Background
Davidson is a full service hotel management company, managing all aspects of hotel operations for owners/investors. Davidson’s management activities include responsibility for more than 30 properties across the country, responsibilities which include facility management, staffing, technology, financial management, and technology management.
All technology deployment and support is handled by a small, seven-person IT team, which includes both headquarters and field-based personnel. Davidson is a “Microsoft shop,” and security solutions that have been deployed include: a network firewall; the McAfee Antivirus Defense Suite; IPsec VPN to connect the company’s disparate facilities; and SSL VPN for remote worker connectivity. They have also created a segmented network which separates guest/customer traffic from administrative connectivity.
The Need for Compliance
As a private company, Davidson had never needed to comply with the types of regulations imposed on public companies. But, because some of the properties that Davidson manages are owned by public companies, and because Davidson is considered a third party accounting services provider for these public companies, the company’s owner/investors expected Davidson to be compliant with Sarbanes-Oxley (SOX) and with SAS 70. In addition, because all of Davidson’s hotels accept credit cards, it was also necessary for the company to be PCI compliant.
In particular, the SAS 70 requirements mandate establishing clear processes, having adequate and accurate documentation, and ensuring auditability. And, many of the SAS 70 guidelines and those for PCI overlap. “SAS 70 is not specifically about security, it is a bit esoteric and is about having auditable standards and being able to prove what you are doing. PCI is about data security and is very specific—it tells you exactly what you need to do.”
Complying with SAS 70 and PCI requires doing many of the basics, such as firewalls, individual user IDs, and periodically changing passwords. Yet, one of the findings from Davidson’s initial SAS 70 audit was that the company needed a patch management system, although no specifics were provided regarding what was required.

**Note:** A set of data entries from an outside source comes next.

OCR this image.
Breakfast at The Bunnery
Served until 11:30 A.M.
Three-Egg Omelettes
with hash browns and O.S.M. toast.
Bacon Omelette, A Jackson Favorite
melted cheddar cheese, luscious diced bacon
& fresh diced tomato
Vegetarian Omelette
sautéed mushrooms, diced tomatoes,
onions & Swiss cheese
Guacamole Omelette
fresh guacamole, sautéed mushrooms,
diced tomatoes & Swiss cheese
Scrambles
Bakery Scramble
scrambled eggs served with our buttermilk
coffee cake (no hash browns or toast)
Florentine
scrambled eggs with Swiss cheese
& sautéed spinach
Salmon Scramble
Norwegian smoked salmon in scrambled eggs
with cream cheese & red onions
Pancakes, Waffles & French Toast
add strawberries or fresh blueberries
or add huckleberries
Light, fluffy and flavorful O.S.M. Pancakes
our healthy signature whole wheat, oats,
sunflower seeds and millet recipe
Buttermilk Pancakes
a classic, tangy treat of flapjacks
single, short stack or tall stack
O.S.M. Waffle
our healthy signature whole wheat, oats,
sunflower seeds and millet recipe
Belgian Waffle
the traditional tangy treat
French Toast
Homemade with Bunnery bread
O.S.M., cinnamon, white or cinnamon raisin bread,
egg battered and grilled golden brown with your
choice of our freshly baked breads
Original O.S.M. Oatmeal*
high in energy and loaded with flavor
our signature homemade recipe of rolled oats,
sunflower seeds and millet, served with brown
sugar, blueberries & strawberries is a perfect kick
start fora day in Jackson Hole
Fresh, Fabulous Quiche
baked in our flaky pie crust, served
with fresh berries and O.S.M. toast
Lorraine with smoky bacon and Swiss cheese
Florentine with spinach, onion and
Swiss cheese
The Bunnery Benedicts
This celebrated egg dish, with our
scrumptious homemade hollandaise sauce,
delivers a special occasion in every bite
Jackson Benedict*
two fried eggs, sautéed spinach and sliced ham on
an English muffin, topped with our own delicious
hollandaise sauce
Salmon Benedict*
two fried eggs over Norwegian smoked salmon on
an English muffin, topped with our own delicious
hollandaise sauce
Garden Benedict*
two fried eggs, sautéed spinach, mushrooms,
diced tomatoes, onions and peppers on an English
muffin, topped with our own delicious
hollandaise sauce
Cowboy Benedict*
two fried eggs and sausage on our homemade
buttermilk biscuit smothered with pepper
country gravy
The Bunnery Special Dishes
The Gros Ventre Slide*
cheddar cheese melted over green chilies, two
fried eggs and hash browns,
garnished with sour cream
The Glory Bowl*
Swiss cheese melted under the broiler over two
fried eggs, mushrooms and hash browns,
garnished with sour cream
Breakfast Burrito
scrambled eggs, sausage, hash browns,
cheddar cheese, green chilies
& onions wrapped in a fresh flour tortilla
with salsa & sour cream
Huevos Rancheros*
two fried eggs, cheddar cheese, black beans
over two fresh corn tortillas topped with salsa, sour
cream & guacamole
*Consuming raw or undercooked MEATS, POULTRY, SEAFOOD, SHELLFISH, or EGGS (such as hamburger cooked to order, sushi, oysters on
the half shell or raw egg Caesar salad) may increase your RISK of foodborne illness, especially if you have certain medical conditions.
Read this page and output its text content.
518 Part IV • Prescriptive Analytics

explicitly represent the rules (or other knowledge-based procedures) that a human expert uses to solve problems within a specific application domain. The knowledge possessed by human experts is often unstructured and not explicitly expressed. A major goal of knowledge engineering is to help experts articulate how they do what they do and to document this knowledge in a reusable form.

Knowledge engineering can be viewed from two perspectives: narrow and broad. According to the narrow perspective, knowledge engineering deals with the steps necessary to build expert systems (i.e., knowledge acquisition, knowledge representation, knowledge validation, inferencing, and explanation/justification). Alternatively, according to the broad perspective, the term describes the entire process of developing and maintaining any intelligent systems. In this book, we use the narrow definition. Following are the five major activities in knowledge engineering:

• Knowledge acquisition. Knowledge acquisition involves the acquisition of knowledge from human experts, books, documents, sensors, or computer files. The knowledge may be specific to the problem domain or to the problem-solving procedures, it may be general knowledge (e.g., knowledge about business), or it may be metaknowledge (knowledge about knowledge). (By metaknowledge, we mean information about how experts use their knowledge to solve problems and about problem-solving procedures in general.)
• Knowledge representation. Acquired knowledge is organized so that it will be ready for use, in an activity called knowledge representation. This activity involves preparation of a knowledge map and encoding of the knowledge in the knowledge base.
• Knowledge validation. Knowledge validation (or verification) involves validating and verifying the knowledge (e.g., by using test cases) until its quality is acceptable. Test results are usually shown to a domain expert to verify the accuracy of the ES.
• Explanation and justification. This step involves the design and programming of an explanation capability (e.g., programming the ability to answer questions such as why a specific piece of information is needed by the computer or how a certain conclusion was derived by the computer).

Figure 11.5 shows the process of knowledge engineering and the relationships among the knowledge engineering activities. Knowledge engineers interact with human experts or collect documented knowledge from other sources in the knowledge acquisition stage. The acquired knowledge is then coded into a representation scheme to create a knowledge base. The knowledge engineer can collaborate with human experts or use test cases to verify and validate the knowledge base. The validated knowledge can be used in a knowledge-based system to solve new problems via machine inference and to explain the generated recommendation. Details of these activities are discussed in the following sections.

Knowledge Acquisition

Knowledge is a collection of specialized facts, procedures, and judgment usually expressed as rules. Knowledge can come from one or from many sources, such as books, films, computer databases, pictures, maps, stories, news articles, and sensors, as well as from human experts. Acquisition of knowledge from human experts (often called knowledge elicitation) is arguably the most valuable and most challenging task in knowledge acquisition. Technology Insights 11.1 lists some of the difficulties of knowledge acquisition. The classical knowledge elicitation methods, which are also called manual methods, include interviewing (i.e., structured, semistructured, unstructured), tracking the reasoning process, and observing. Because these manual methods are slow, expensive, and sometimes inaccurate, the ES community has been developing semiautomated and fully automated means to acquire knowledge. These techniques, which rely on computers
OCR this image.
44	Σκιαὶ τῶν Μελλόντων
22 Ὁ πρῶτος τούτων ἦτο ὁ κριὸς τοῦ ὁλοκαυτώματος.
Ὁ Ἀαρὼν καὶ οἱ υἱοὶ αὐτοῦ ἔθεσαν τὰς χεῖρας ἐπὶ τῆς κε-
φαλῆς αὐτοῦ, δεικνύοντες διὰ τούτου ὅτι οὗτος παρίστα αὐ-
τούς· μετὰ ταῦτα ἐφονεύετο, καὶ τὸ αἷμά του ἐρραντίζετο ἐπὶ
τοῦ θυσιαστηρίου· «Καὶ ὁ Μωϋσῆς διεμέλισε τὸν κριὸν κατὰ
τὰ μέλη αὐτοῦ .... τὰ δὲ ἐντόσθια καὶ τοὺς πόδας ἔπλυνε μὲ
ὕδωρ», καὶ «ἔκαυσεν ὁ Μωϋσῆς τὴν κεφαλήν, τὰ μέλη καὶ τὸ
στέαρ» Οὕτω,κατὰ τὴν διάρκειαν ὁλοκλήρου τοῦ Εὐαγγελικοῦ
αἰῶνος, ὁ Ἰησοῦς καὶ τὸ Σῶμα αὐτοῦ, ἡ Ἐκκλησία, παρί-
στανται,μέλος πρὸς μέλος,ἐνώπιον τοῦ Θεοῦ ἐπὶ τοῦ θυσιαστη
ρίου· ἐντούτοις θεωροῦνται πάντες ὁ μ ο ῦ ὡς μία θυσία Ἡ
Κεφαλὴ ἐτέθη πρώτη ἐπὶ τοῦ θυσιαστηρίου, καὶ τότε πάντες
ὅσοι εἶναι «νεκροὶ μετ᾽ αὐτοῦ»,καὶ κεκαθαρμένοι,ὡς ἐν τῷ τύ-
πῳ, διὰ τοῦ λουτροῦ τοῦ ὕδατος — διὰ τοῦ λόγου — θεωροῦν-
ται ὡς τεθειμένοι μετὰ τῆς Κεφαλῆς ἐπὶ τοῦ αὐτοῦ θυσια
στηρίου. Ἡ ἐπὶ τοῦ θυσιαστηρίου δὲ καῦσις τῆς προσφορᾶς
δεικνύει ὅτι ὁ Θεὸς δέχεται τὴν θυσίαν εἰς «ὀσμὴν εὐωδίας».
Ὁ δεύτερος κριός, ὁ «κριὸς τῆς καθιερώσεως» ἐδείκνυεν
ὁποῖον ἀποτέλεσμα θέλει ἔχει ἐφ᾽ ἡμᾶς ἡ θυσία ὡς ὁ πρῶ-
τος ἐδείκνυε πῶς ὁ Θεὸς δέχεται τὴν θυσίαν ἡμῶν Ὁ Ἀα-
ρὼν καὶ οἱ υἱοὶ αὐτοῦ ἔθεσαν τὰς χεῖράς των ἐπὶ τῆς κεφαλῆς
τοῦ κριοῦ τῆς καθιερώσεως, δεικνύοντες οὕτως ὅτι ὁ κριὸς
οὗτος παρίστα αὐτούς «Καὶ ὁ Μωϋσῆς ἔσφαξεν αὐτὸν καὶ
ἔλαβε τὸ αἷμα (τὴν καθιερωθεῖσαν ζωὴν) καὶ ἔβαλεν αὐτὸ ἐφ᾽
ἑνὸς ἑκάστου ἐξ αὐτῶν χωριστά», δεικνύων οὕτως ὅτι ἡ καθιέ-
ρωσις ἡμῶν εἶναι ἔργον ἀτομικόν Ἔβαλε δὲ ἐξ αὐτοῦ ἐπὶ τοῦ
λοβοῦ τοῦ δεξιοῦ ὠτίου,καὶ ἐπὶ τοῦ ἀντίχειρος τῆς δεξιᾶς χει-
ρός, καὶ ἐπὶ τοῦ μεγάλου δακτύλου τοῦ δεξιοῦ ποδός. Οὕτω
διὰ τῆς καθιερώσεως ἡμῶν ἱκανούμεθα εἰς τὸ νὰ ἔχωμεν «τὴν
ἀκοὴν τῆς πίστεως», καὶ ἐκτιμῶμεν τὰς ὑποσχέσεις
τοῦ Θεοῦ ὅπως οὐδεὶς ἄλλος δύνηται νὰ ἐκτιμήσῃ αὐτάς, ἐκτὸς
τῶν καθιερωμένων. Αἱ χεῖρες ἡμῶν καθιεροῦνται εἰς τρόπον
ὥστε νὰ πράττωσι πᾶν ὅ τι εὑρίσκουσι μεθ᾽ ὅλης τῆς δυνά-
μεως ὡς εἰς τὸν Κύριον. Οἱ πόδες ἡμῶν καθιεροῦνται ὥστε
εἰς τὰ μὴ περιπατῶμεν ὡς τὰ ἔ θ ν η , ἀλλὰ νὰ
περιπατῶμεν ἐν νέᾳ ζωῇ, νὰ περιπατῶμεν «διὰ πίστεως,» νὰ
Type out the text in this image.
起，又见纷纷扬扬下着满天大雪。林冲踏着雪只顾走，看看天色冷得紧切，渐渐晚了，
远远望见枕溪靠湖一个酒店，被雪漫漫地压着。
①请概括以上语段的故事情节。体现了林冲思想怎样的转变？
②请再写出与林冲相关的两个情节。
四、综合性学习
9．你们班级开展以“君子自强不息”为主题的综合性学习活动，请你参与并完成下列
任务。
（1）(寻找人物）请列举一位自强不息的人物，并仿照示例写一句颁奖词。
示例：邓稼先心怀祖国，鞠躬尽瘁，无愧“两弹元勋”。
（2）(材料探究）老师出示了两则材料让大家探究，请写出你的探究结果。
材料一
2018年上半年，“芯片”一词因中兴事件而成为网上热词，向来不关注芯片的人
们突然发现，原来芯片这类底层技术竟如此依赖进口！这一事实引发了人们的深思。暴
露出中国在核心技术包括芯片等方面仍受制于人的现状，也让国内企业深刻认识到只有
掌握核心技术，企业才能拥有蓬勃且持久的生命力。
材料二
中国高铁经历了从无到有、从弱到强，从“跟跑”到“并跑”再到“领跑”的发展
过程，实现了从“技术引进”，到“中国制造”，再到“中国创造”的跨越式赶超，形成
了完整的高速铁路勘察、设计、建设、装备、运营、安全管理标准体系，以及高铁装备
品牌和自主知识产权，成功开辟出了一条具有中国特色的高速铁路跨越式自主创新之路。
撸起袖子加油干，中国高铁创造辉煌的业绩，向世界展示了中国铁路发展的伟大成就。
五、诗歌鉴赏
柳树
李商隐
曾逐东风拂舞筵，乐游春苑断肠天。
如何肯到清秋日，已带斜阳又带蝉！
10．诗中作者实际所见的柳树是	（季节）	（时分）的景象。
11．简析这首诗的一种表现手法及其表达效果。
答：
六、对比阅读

Their Server Patching Challenge Required a New Approach
Previously Davidson’s approach had been to periodically apply major service packs, not having the resources to quickly and safely test and apply each individual server security patch.
Now the need for a server security system caused Davidson to assess their situation and needs, and to think through the costs and benefits of different types of solutions. Davidson saw two types of solutions on the market:
1. Rigorous, resource intensive solutions: Patch management systems that involved receiving patches, evaluating them, testing them, and then deploying them. Such systems were designed to make sure the patches that were applied didn’t break things, but such systems and processes struck Davidson as extremely resource intensive.
2. Automated, expensive solutions. The other types of systems were more automated and involved subscribing to a service. These solutions required fewer resources but were seen as much more expensive.
This investigation led Ron Hardin and Davidson to conclude that none of the solutions they saw on the market were optimal. “Our investigation [into patch management solutions] showed us that you can spend way more than the benefit you receive.”
Selecting Blue Lane Technologies
Davidson’s lack of satisfaction with the existing solutions on the market made Hardin very receptive to speaking with Blue Lane to learn more about their solutions. (Hardin was also immediately impressed with an atypical level of professionalism from Blue Lane’s sales representative.)
Because Hardin was so focused on and locked into the traditional paradigm of patch management—which involves some process and method to patch every device on a network—that he was not initially clear about Blue Lane’s unique concept.
But then Blue Lane’s sales representative clearly explained the concept to Hardin—and Hardin was immediately sold. From Hardin’s perspective, Blue Lane Technologies analyzes network traffic at the application and protocol layers and then corrects traffic that is associated with a vulnerability. It essentially provides the benefits associated with fast server patching without jeopardizing server availability or increasing operational expense.
For Davidson, this concept is especially valuable for their servers. They face a dilemma: they lack the time and resources to actively test their server patches; yet, the risk of patching business critical systems without first testing is too high to patch without testing.